Aus der Erfahrung mit der Krankheit ihres Vaters waren beide Böttger-Brüder sensibilisiert. Weil sie sich vorher informierten und mit den behandelnden Ärzten sprachen, wussten sie, dass dank der frühen Erkennung der Krankheit eine 90-prozentige Heilungschance bestand. „Krebs ist nicht gleich Sterbediagnose. Durch dieses Wissen hatten wir Hoffnung, dass es gut geht und nicht wie bei Vati am Ende der Tod steht“, sagt Martin. „So konnten wir unsere Systeme aufrechterhalten und waren den Umständen entsprechend entspannter“, erläutert er.
Sein Bruder Theo schränkt ein, „dass es dennoch Zeiten gab, wo die Krankheit in bestimmten Momenten die Kontrolle über die Familie übernahm“. Zum Beispiel nach der Chemo, „da knallten Bedürftigkeiten, Wünsche und Erwartungen aufeinander, wo wir als Angehörige nicht so richtig wussten, wie nun damit umzugehen ist“. Martin spricht in diesem Kontext von „Schwerheit, die auf einmal wieder da war“, und sein Bruder ergänzt, „dass die Stärke unserer Mutter auch gelegentlich zu bröckeln begann“.

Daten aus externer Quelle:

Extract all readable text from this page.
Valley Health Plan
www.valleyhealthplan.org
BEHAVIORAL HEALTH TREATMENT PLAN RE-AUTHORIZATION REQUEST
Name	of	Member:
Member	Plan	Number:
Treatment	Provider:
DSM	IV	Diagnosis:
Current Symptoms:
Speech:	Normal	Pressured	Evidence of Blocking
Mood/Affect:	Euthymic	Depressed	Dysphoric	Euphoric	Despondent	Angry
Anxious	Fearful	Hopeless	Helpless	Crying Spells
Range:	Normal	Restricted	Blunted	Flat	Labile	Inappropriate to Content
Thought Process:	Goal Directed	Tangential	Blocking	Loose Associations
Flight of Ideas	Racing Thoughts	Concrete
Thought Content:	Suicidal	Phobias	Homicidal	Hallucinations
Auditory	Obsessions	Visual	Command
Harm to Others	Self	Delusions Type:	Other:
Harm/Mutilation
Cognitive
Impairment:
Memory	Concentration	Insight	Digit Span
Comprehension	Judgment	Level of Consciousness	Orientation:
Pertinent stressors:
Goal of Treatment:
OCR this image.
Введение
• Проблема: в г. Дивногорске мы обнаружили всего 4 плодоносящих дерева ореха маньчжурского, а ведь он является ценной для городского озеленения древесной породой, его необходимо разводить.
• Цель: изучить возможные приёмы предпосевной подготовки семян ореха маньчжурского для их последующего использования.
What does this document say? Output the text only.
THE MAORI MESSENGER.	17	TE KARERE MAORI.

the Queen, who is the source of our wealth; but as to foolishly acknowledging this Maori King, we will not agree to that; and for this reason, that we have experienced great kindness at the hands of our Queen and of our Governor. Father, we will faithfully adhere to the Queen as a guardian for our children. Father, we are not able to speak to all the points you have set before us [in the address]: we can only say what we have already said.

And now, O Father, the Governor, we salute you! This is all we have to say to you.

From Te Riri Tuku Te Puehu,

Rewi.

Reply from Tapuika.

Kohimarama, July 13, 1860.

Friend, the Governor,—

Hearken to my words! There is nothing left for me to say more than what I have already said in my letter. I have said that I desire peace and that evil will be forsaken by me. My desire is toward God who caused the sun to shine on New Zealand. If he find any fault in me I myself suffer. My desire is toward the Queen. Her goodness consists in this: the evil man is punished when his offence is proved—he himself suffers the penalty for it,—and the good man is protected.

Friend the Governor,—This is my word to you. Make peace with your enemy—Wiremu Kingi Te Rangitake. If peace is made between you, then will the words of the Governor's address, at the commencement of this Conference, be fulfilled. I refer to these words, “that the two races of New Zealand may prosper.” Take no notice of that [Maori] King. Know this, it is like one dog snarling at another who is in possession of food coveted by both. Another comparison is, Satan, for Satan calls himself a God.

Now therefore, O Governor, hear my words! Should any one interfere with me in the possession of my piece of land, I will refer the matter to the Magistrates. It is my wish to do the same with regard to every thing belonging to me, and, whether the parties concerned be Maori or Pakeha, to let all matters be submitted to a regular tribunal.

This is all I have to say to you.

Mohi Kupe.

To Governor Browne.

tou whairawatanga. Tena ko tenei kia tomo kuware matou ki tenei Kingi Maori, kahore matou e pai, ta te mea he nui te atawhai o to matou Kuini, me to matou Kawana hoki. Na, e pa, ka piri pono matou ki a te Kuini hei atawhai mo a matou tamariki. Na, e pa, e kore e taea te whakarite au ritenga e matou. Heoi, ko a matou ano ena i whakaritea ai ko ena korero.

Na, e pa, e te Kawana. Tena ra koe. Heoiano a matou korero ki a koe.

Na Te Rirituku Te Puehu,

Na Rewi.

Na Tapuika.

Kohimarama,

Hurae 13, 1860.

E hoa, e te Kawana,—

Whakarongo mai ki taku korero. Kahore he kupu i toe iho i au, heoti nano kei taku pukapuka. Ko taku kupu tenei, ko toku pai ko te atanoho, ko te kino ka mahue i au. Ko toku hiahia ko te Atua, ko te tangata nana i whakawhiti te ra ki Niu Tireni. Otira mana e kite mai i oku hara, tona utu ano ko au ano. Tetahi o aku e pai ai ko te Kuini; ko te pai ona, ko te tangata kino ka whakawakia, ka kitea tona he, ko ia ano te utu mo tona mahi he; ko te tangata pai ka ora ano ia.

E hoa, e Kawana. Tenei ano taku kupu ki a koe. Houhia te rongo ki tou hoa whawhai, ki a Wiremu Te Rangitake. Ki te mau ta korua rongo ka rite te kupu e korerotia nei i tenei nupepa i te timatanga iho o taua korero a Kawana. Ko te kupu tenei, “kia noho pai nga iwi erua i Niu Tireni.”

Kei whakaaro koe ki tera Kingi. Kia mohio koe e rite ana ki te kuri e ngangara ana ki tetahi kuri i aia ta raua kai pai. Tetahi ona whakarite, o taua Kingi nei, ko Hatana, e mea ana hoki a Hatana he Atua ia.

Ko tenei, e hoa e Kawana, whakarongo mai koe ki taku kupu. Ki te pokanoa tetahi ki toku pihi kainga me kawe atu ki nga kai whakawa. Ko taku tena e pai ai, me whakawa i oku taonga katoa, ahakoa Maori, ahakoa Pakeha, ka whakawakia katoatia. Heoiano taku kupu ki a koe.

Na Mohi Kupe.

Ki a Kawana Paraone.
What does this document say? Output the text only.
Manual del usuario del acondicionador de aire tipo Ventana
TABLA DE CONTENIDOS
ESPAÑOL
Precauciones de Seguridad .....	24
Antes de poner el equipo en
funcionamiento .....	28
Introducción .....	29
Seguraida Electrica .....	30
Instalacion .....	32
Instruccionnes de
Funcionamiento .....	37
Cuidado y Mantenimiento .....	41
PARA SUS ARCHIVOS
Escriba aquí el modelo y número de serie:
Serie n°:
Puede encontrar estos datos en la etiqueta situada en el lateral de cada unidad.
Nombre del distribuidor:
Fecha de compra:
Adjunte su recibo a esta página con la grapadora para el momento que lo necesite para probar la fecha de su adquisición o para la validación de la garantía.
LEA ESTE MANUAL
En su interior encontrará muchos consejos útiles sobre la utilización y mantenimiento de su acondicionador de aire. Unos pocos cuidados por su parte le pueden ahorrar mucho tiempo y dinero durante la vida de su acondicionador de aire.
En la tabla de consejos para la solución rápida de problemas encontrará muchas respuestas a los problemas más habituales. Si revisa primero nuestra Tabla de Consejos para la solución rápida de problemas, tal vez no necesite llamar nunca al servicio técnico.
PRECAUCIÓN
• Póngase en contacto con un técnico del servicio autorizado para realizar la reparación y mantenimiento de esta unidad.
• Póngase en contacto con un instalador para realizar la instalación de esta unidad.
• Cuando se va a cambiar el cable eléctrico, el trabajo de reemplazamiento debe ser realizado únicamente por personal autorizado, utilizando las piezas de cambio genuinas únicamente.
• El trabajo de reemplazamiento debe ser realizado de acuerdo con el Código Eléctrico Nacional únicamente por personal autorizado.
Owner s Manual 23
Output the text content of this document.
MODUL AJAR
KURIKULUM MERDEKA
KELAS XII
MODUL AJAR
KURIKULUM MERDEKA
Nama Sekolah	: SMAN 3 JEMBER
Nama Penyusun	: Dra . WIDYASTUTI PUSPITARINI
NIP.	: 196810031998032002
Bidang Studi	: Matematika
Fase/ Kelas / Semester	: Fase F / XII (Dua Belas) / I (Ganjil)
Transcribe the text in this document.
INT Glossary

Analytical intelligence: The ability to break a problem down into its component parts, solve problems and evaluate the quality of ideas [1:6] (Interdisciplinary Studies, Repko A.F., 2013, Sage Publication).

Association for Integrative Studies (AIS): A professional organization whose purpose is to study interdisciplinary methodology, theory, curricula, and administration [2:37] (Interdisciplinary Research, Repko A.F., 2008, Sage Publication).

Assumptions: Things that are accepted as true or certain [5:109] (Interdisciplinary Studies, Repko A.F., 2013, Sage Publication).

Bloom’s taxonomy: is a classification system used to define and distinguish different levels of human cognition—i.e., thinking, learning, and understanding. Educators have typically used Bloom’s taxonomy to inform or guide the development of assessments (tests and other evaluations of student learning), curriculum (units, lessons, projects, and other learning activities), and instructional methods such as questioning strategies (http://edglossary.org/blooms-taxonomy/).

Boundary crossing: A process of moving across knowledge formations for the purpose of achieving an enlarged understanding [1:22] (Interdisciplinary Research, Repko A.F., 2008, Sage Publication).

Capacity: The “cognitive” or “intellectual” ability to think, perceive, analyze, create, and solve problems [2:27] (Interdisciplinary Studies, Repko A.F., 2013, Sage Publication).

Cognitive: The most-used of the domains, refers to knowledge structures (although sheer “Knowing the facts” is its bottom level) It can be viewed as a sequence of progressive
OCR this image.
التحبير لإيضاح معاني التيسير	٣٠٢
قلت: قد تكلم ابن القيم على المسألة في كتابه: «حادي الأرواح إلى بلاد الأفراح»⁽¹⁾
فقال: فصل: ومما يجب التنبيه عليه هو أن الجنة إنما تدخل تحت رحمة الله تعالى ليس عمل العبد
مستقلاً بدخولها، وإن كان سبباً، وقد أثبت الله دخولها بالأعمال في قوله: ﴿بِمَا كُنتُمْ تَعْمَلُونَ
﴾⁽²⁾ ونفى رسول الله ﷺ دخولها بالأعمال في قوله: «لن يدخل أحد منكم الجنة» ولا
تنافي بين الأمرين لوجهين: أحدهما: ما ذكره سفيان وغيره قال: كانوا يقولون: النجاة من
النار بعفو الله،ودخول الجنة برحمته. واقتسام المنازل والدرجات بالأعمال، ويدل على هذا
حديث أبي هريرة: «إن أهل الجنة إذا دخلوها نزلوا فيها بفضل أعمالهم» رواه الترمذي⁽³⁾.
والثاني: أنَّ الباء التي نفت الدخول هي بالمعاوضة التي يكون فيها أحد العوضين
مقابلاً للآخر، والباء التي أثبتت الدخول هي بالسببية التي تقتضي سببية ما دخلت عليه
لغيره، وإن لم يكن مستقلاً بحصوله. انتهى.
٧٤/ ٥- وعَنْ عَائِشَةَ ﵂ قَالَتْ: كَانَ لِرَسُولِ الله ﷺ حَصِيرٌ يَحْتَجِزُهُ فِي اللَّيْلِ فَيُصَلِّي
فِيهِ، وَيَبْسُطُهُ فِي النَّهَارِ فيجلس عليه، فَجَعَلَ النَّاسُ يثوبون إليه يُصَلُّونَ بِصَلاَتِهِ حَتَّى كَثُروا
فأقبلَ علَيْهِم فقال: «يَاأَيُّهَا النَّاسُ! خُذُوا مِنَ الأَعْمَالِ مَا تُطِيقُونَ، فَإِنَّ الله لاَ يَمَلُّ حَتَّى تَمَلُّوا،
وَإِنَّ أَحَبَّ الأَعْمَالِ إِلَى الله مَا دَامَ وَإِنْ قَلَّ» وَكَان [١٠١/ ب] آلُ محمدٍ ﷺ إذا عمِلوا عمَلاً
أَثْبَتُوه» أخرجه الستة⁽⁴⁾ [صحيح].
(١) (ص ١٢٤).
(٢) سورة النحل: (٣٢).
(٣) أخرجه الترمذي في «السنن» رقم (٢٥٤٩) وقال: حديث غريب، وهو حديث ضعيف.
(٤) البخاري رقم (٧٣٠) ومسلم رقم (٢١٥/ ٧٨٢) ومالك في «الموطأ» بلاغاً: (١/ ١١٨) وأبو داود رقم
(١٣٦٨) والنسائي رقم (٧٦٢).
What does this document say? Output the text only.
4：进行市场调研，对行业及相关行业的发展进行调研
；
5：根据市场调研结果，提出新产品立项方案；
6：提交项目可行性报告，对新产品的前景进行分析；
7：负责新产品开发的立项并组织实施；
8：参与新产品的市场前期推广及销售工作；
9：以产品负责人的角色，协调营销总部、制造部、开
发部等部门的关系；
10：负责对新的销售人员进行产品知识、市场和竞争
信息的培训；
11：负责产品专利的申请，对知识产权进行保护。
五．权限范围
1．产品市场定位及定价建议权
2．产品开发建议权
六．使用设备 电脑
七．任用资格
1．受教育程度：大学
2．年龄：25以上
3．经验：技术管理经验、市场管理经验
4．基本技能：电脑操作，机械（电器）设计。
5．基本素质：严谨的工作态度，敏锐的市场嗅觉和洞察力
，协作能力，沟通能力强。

Die Betreuung und die Reisen zu ihrer Mutter kosteten beide Brüdern viel Kraft. „Zwei Tage brauchte ich oft, um wieder fit zu sein und mich zu regenerieren“, gibt Martin offen zu. „Sonntag kam ich von Mutter und war total fertig und Montag sollte ich wieder vor den Studenten stehen und freundlich sein. Wer schafft das?“ Mit diesem Zwiespalt mussten sich die Böttger-Brüder arrangieren. „Sterben gehört zum Leben dazu“, erklärt Theo. Aber für ihn war klar, „Mutter wird nicht am Krebs sterben – das hätte ich nicht zugelassen.“ Den Brüdern war bewusst, trotz aller Liebe, Nähe und Fürsorge innerhalb der Familie darf man sich nicht aufgeben – auch um selbst nicht krank zu werden. Sie wussten um den Selbstschutz, der es auch mal notwendig macht zu funktionieren, um die Hoffnung nicht zu verlieren.
Hintergrund
Wir fliegen zum Mond, sind weltweit in Sekundenschnelle vernetzt und skypen mit dem Handy von Kontinent zu Kontinent, aber einen der großen, oft tödlichen Schrecken der Menschheit – den KREBS – können wir in vielen Fällen noch immer nicht besiegen. Das war ein Grund, warum Rocco Thiede sich mit dem Thema Krebs in der Familie auseinandersetzte. Daraus entstand „Wir sind für Dich da“ (Herder Verlag). Keines seiner mittlerweile zehn Sachbücher hat Thiede bisher so intensiv und emotional so stark berührt, wie diese aktuelle Anthologie mit elf Reportagen. Als Herausgeber (zusammen mit der Deutschen Krebshilfe) und Autor ist es, sagt er, „mit Abstand zu meiner wichtigsten, aber auch schwersten Publikation geworden“. Ihr ist die Reportage über Monika Böttger entnommen.